Les yeux de Jess brillèrent. Depuis la mort de son frère puis de son père et enfin sa séparation d’avec Cesca, il vivait au ralenti. Mais, à présent qu’il avait une mission, il se sentait renaître.
Il ignorait comment cette entité liquide pourrait s’opposer aux créatures des abysses gazeux, mais elle et les siens l’avaient déjà fait. Les règles qui régissaient ce conflit dépassaient sa compréhension.
— D’accord, j’accepte. Tu es sans doute le dernier wental, mais avant peu tu ne seras plus seul.
De retour dans le cockpit, Jess reprogramma le système de navigation, puis envoya un message comprimé à ses compatriotes dispersés dans l’espace. Il savait cependant qu’il ne parviendrait pas aux autres écumeurs de nébuleuses avant longtemps.

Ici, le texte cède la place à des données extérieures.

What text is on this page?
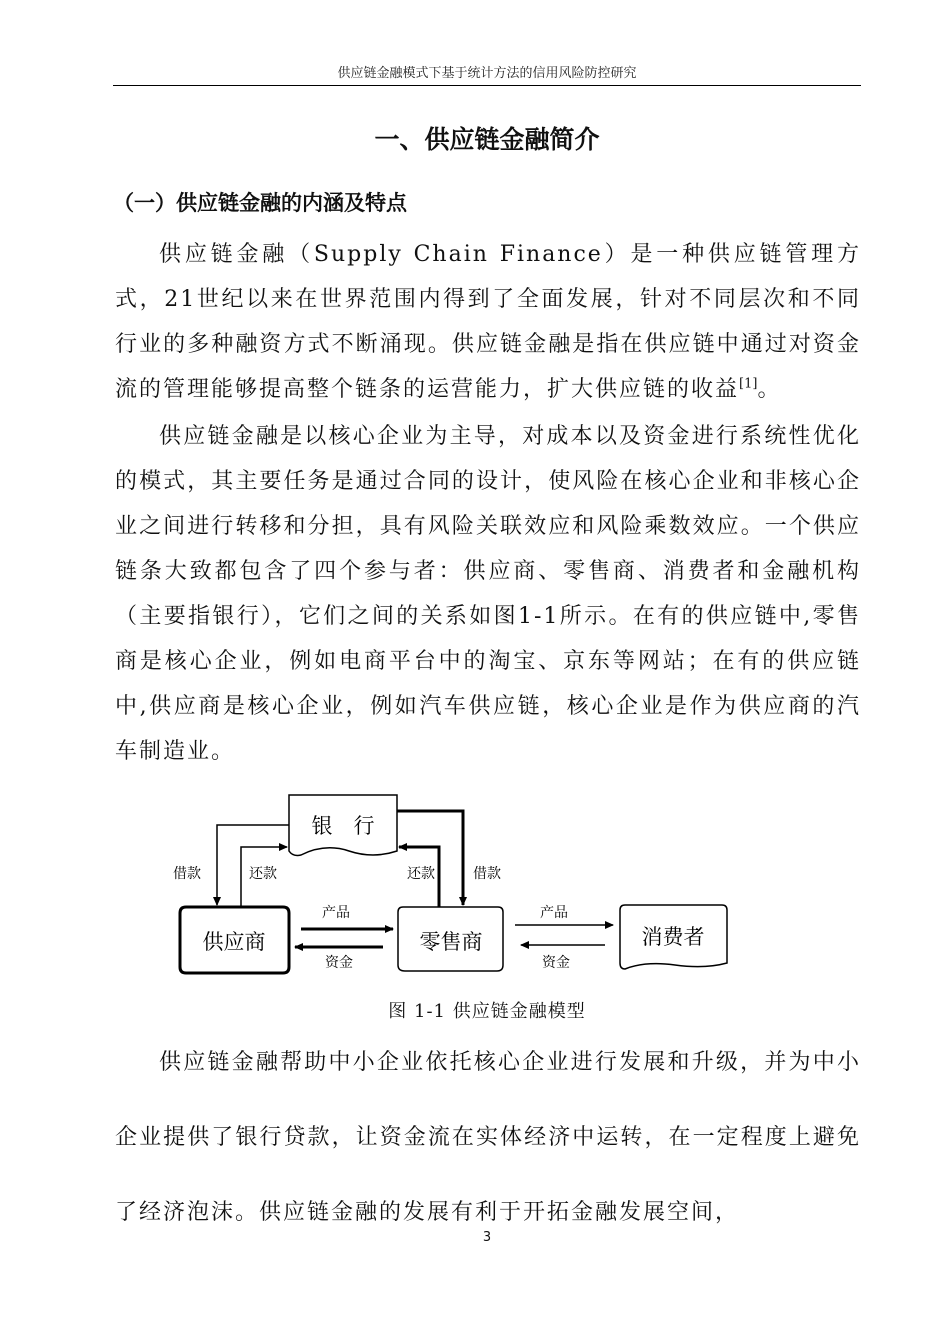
供应链金融模式下基于统计方法的信用风险防控研究
一、供应链金融简介
（一）供应链金融的内涵及特点
供应链金融（Supply Chain Finance）是一种供应链管理方式，21世纪以来在世界范围内得到了全面发展，针对不同层次和不同行业的多种融资方式不断涌现。供应链金融是指在供应链中通过对资金流的管理能够提高整个链条的运营能力，扩大供应链的收益[1]。
供应链金融是以核心企业为主导，对成本以及资金进行系统性优化的模式，其主要任务是通过合同的设计，使风险在核心企业和非核心企业之间进行转移和分担，具有风险关联效应和风险乘数效应。一个供应链条大致都包含了四个参与者：供应商、零售商、消费者和金融机构（主要指银行），它们之间的关系如图1-1所示。在有的供应链中,零售商是核心企业，例如电商平台中的淘宝、京东等网站；在有的供应链中,供应商是核心企业，例如汽车供应链，核心企业是作为供应商的汽车制造业。
银　行
供应商	零售商	消费者
借款	还款	还款	借款
产品
资金
产品
资金
图 1-1 供应链金融模型
供应链金融帮助中小企业依托核心企业进行发展和升级，并为中小企业提供了银行贷款，让资金流在实体经济中运转，在一定程度上避免了经济泡沫。供应链金融的发展有利于开拓金融发展空间，
3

Il libéra les filins, puis les écopes arachnéennes du corps du vaisseau. Il se dégagea du réseau d’immenses voiles, sachant que désormais il était trop tard pour faire machine arrière. Il aurait pu continuer à dériver sans but, à ressasser ses regrets, à se cacher de ses proches. Mais cette guerre était importante, et il avait enfin une tâche à accomplir.
Le petit vaisseau s’éloigna, simple poussière perdue au milieu de l’océan de voilure, et accéléra en direction des franges de la nébuleuse. Solitaire, Jess s’apprêtait à ressusciter le wental et à créer un puissant allié pour l’humanité.